Zweig ne kadar zengin, naif ve insan canlısı ise, Avusturyalı bir diğer yazar Joseph Roth ise bir o kadar yoksul ve içten pazarlıklıdır. On yaş küçük olduğu Zweig’e başta bir ağabeye yaklaşır gibi yaklaşan Roth da soluğu uzun vize bekleyişleri sonucu Belçika’da alır. Zweig bir yandan Belçika’da kendi kitaplarını yazarken öte yandan dünyanın diğer tüm önemli yazarları ile mektuplaşır ve eserlerini değerlendirir. Bu arada kitapları Amerika’da da basılır ve ciddi telifler kazanır.  Zweig, tarihi değiştirmiş ama kayıt tutulmadığından karanlıkta kalmış kişi ve olayları kaydetsin diye Tanrı tarafından görevlendirilmiş baş memur titizliğiyle çalışırken, Roth ise Almanya’da yasaklanmış bir yazar olmaktan başka kendini pazarladığı bir niteliği olmadan, telif kazanıp Amerika pazarından pay almak için birbirinin aynı şeyleri yazar. Zweig’den de nitelikli edebiyat için tenkit alır ama kulak asmaz.

KİBİR ABİDESİ JOSEPH ROTH’UN ÇÖKÜŞÜ

Savaşın Belçika’ya da sıçrayacağı anlaşılınca, Zweig, Brezilya’ya gidişin yollarını arar. Bu arada yoksul dostu Roth’u doyurur, yedirir. Ama Roth, Zweig’in bu dostluğuna onun arkasından konuşarak cevap verir. Hatta Zweig’in ona diktirdiği pantolona içki döküldüğünü gören bir başka yazara ‘Ceket almayan cimri Zweig’den öç alıyorum der ama bundan habersiz Zweig ona ceket siparişini çoktan vermiştir bile. Nihayetinde Zweig yaptığı ağabeyliklere yenisini ekleyip, kendisi Belçika’dan ayrıldığında geride kalan Roth’a küçük bir servet bırakır.
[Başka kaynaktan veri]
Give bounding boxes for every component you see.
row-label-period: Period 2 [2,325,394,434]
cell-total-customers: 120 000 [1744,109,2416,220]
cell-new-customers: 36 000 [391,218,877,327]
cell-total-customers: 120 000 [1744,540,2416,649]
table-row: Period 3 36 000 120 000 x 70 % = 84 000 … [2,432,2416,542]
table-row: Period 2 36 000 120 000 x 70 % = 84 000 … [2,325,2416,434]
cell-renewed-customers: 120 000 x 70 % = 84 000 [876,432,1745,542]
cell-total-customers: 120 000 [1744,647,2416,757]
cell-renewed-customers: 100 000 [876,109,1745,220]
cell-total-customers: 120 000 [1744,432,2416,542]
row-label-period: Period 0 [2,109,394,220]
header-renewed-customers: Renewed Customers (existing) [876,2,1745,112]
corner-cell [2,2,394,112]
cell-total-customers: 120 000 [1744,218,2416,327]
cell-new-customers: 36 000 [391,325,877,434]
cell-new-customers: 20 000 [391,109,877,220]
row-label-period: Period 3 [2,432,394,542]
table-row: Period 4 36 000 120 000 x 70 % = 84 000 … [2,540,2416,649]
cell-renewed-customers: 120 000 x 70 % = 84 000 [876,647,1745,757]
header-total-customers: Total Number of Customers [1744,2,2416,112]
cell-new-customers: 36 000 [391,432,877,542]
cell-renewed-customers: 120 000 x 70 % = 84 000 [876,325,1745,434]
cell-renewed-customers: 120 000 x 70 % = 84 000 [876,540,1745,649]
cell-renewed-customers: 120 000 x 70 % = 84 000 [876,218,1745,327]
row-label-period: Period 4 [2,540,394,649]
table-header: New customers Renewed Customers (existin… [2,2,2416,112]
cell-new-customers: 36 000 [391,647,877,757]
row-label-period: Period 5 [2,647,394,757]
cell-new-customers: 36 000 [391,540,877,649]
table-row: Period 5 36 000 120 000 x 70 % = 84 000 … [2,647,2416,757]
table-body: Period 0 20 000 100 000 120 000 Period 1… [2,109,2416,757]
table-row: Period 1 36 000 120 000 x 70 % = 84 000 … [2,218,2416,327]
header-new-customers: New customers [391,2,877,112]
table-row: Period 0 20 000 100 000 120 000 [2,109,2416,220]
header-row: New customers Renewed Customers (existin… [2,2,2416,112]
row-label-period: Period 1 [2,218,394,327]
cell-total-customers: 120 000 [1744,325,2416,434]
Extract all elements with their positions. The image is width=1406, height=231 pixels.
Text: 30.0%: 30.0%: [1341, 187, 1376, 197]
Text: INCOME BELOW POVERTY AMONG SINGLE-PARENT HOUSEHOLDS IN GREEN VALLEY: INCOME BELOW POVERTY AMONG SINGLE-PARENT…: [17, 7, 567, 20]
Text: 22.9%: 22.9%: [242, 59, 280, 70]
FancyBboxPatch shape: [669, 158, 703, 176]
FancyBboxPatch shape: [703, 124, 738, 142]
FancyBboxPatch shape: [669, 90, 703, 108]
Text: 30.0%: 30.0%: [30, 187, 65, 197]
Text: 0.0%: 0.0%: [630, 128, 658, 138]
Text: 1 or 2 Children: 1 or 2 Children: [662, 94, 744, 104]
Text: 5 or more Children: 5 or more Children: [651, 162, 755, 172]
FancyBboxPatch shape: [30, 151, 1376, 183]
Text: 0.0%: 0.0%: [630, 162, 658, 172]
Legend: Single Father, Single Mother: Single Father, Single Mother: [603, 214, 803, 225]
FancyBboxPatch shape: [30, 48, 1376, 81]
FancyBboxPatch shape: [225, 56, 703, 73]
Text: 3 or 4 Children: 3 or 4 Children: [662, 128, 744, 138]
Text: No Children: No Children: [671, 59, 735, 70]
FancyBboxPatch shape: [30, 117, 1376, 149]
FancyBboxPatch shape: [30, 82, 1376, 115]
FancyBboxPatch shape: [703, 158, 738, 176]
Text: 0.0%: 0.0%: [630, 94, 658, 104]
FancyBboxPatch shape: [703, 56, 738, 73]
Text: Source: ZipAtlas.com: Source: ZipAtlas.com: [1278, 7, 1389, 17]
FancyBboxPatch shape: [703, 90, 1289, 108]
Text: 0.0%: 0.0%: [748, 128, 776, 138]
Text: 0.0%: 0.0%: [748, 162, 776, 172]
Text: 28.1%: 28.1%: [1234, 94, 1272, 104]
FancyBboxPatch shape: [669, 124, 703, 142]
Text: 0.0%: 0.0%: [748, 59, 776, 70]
Ve Brezilyaya gider. Bu arada Amerika’daki yayıncılar da Roth’u kitaplarını basmak istemediğini bildirir. İkinci darbe sekreterinin Roth’u dolandırmasıyla gelir ve Zweig’in bıraktıkları dahil her şeyi kaybeder. Roth 1939’da kendi kötülüğüyle ölürken, Zweig ise 1942’de zengin ve ünlü bir yazar olmasına karşın dünyanın acılarına dayanamayarak intihar eder. Zehra Kurttekin çevirisiyle Weiddermann’ın Karanlıktan Önceki Yaz’ı, tüm özellikleriyle büyük bir roman ne anlatıyorsa onu anlatıyor. Ve okunmayı çokça hak ediyor.